Он склонил голову, и в его позе была уничижительная покорность.
–Понимаешь, я давно влюблен в тебя. Ещё со школы. И это не то…
–Мне плевать. – голос сорвался, зазвучал хрипло и резко. – Это чертовски странно. И ненормально.
Он поджал губы, наклонив голову еще ниже.
«Игра».
–Да, я понимаю. Ты не должна была этого видеть.
Его слова сработали в моем мозгу как спусковой крючок. «Не должна была видеть». Угроза. Прямая угроза. Терять было нечего. Я решила спровоцировать его, вывести на чистую воду. Как Алек Хилл выводил меня.
–Это твоих рук дело? – я показала ему на телефоне фотографию агентства и порога моего дома. Пальцы под столом сжимали баллончик так, что кости белели. Мое единственное оружие. Жалкое, но единственное.
– Что? – он поднял на меня взгляд, и в его глазах читалось неподдельное недоумение.
«Врёт».
–Дин, что ты на самом деле хочешь от меня? Тебя прислал Томпсон? – Руки затряслись, выдав всю мою ненавистную слабость. Мир, который я выстраивала по кирпичику все эти годы, рушился на глазах, и я была не инженером, а жалким прорабом на развалинах собственной жизни. Я делала первые шаги к свободе и чувствовала, как проваливаюсь в пропасть. Но я должна была верить, что смогу разобраться. Иначе зачем все это?

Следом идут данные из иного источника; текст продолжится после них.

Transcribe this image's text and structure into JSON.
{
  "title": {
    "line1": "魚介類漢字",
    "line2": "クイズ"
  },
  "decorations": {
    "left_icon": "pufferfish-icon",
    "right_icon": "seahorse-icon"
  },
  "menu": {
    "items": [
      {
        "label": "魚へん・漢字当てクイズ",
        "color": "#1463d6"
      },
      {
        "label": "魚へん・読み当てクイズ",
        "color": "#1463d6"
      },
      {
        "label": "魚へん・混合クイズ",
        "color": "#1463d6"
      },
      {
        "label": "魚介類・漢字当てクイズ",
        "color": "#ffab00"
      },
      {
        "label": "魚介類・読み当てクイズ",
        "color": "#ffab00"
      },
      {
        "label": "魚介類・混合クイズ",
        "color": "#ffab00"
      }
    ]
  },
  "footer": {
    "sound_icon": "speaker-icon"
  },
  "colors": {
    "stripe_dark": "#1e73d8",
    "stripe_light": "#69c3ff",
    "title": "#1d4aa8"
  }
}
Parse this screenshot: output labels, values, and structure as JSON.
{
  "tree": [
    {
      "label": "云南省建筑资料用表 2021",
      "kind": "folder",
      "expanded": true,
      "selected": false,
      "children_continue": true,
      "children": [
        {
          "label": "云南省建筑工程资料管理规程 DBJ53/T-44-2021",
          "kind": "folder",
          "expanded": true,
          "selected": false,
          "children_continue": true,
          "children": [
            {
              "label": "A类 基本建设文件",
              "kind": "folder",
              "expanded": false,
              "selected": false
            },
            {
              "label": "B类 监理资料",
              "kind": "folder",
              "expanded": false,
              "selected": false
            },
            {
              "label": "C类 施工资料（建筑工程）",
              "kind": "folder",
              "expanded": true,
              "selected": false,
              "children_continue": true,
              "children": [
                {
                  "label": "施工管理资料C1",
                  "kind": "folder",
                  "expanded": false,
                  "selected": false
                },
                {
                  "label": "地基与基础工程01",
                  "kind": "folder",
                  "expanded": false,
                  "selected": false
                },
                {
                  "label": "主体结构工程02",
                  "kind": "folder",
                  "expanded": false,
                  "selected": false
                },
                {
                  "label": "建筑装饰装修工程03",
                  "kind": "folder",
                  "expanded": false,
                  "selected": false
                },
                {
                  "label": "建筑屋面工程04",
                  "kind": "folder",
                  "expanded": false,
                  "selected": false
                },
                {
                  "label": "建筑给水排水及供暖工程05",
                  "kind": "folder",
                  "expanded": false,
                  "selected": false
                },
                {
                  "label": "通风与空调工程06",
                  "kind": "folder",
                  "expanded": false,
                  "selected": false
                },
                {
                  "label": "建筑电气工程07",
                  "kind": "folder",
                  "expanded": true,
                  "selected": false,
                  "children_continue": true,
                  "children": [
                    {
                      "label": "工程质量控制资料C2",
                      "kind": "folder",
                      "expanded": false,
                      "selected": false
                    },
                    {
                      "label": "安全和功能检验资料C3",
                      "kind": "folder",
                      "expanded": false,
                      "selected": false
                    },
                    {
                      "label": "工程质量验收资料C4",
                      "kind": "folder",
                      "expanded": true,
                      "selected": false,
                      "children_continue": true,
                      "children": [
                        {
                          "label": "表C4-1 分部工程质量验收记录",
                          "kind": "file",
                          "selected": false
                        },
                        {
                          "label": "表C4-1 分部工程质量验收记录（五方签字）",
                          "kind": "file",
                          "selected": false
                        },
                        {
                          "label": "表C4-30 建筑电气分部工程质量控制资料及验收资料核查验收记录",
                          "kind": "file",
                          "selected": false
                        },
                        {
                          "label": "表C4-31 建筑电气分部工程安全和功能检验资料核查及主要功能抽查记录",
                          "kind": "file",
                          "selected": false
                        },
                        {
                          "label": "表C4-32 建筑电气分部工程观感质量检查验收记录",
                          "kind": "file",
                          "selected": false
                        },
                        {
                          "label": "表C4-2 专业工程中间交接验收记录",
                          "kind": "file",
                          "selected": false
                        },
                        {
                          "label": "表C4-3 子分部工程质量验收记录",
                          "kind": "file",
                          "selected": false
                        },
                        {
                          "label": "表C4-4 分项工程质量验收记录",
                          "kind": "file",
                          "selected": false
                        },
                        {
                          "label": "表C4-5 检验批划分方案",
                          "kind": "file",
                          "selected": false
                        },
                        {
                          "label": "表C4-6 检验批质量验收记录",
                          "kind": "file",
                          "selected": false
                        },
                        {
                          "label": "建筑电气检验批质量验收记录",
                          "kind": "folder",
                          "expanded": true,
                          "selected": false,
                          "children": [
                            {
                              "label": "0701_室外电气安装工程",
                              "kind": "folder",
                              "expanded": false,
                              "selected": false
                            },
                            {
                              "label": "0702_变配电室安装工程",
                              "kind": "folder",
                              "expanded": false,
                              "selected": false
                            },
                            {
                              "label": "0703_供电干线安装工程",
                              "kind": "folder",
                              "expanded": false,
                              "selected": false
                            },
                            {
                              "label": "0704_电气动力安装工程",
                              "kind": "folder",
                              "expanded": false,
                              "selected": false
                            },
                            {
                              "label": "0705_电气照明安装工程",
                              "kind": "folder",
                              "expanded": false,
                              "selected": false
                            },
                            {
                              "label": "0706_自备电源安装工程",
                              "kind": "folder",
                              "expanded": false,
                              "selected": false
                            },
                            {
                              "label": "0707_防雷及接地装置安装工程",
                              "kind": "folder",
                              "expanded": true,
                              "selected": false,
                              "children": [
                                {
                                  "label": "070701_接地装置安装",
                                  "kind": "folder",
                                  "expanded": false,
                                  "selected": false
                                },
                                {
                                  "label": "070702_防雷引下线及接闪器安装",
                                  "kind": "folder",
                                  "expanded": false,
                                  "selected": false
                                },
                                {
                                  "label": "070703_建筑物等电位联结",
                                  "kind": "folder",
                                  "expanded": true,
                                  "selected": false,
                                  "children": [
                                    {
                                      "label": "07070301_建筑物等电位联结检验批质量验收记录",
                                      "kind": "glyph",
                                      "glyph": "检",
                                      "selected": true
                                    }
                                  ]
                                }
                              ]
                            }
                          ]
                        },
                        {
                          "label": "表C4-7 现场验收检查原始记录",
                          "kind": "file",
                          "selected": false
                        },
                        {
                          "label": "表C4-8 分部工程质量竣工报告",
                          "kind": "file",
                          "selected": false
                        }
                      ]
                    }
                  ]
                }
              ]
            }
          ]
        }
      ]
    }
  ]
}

– Элин, что это? Какой Томпсон? – он встал, и его движение показалось мне угрожающим. Порог был перейден.
–Не подходи! – мой голос прозвучал как предсмертный хрип. Я направила на него баллончик, и моя рука дрожала, но была непреклонна. Линия фронта проходила здесь, через этот стол.
И тогда случилось неожиданное. Он не набросился. Не закричал. Не попытался меня обезоружить. Он замер. Медленно, очень медленно, он поднял руки в жесте, который должен был означать мир. И так же медленно опустился обратно на стул. Его глаза, эти предательские глаза цвета морской волны, смотрели на меня с той же всепоглощающей грустью, что и в прошлый раз. И в них, к моему ужасу, я не увидела ни капли лжи. Только боль. И страх. Страх передо мной? Или за меня?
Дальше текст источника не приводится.